La candidature du Kosovo à l’adhésion au CdE a validé la première étape : l’acceptation par le Comité des Ministres à la majorité des deux tiers. Celle-ci signe le début du processus d’adhésion du Kosovo.

Sur 46 membres du CdE, seuls 7 ont voté contre (Azerbaïdjan, Chypre, Géorgie, Roumanie, Serbie, Espagne et Hongrie) et 5 se sont abstenus (Bosnie-Herzégovine, Grèce, Moldavie, Slovaquie et Ukraine), tandis que l’Arménie n’a pas voté.

La Serbie qui a voté contre semble avoir violé l’accord conclu à Bruxelles et Ohrid avec ses dispositions d’exécution. À savoir, l’article 4 affirme : « Les parties comptent sur le principe qu’aucune des deux ne peut représenter l’autre dans la sphère internationale ou agir en son nom. La Serbie ne s’opposera pas à l’adhésion du Kosovo à toute organisation internationale ».

Malgré cela, la décision du Comité des Ministres est d’une importance cruciale pour l’Europe et pour le Kosovo.
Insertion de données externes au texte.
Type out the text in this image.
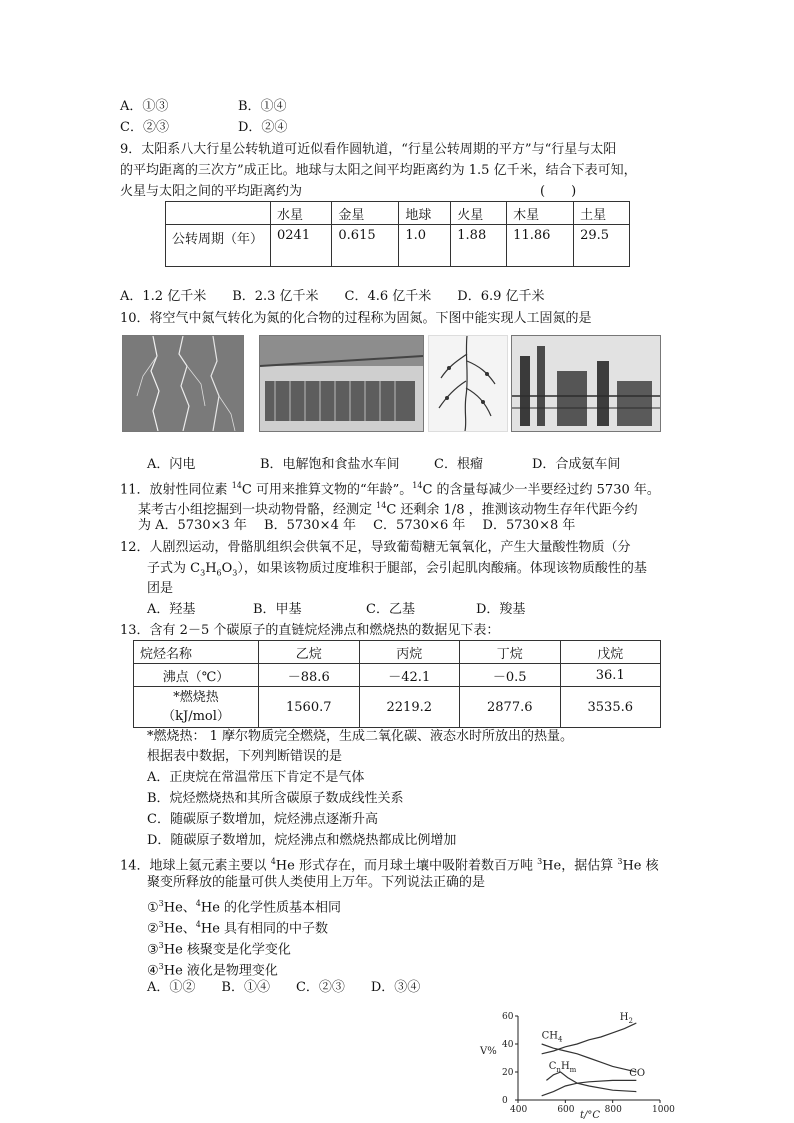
A．①③	B．①④
C．②③	D．②④
9．太阳系八大行星公转轨道可近似看作圆轨道，“行星公转周期的平方”与“行星与太阳
的平均距离的三次方”成正比。地球与太阳之间平均距离约为 1.5 亿千米，结合下表可知，
火星与太阳之间的平均距离约为	(　　)
	水星	金星	地球	火星	木星	土星
公转周期（年）	0241	0.615	1.0	1.88	11.86	29.5
A．1.2 亿千米　　B．2.3 亿千米　　C．4.6 亿千米　　D．6.9 亿千米
10．将空气中氮气转化为氮的化合物的过程称为固氮。下图中能实现人工固氮的是
A．闪电	B．电解饱和食盐水车间	C．根瘤	D．合成氨车间
11．放射性同位素 $^{14}$C 可用来推算文物的“年龄”。$^{14}$C 的含量每减少一半要经过约 5730 年。
某考古小组挖掘到一块动物骨骼，经测定 $^{14}$C 还剩余 1/8 ，推测该动物生存年代距今约
为 A．5730×3 年　 B．5730×4 年　 C．5730×6 年　 D．5730×8 年
12．人剧烈运动，骨骼肌组织会供氧不足，导致葡萄糖无氧氧化，产生大量酸性物质（分
子式为 $C_3H_6O_3$），如果该物质过度堆积于腿部，会引起肌肉酸痛。体现该物质酸性的基
团是
A．羟基	B．甲基	C．乙基	D．羧基
13．含有 2－5 个碳原子的直链烷烃沸点和燃烧热的数据见下表：
烷烃名称	乙烷	丙烷	丁烷	戊烷
沸点（℃）	－88.6	－42.1	－0.5	36.1
*燃烧热
（kJ/mol）	1560.7	2219.2	2877.6	3535.6
*燃烧热： 1 摩尔物质完全燃烧，生成二氧化碳、液态水时所放出的热量。
根据表中数据，下列判断错误的是
A．正庚烷在常温常压下肯定不是气体
B．烷烃燃烧热和其所含碳原子数成线性关系
C．随碳原子数增加，烷烃沸点逐渐升高
D．随碳原子数增加，烷烃沸点和燃烧热都成比例增加
14．地球上氦元素主要以 $^4$He 形式存在，而月球土壤中吸附着数百万吨 $^3$He，据估算 $^3$He 核
聚变所释放的能量可供人类使用上万年。下列说法正确的是
①$^3$He、$^4$He 的化学性质基本相同
②$^3$He、$^4$He 具有相同的中子数
③$^3$He 核聚变是化学变化
④$^3$He 液化是物理变化
A．①②　　B．①④　　C．②③　　D．③④
400	600	800	1000
0
20
40
60
$CH_4$
$H_2$
$C_nH_m$	CO
V%
t/°C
Pour l’Europe, c’est la preuve qu’elle livre ce qu’elle promet, à condition qu’il y ait un engagement fort à respecter ses exigences et ses normes.

Pour le Kosovo, cela signifie faire un pas de plus vers une future intégration européenne, embrasser les valeurs de la démocratie, de la liberté et des droits de l’homme et être regardé et traité comme un égal parmi ses pairs.

De plus, c’est une preuve que son statut d’État est plus fort que jamais et son acceptation en tant que membre à part entière de l’Europe et de la communauté internationale va enfin se concrétiser.

En outre, être membre du CdE impliquera que le pays sera représenté dans la Cour européenne des droits de l’homme (CEDH). Cela renforcera ses citoyens de défendre leurs droits et de se sentir sur un pied d’égalité avec les autres. En outre, il donnera au gouvernement du Kosovo la possibilité de ratifier formellement les conventions du CdE.

Très probablement, l’Allemagne a fait pression pour que le vote réussisse. Berlin, sous le chancelier Olaf Scholz, est fermement attaché à l’intégration du Kosovo dans les structures euroatlantiques.

Sans aucun doute, la guerre en Ukraine a aidé à accélérer cette décision. De plus, cela montre une très bonne qualité de meneur du ministère des affaires étrangères du Kosovo.

La décision récente du Conseil de l’Europe, une étape importante franchie après un lobbying intense, est une énorme victoire pour la démocratie et les droits de l’homme sur le vieux continent. Inévitablement, l’avenir du Kosovo, c’est l’Europe.

Cela peut encore prendre du temps. Pourtant, l’engagement et la détermination ont été démontrés à diverses occasions. Maintenant, il n’y a plus qu’à attendre.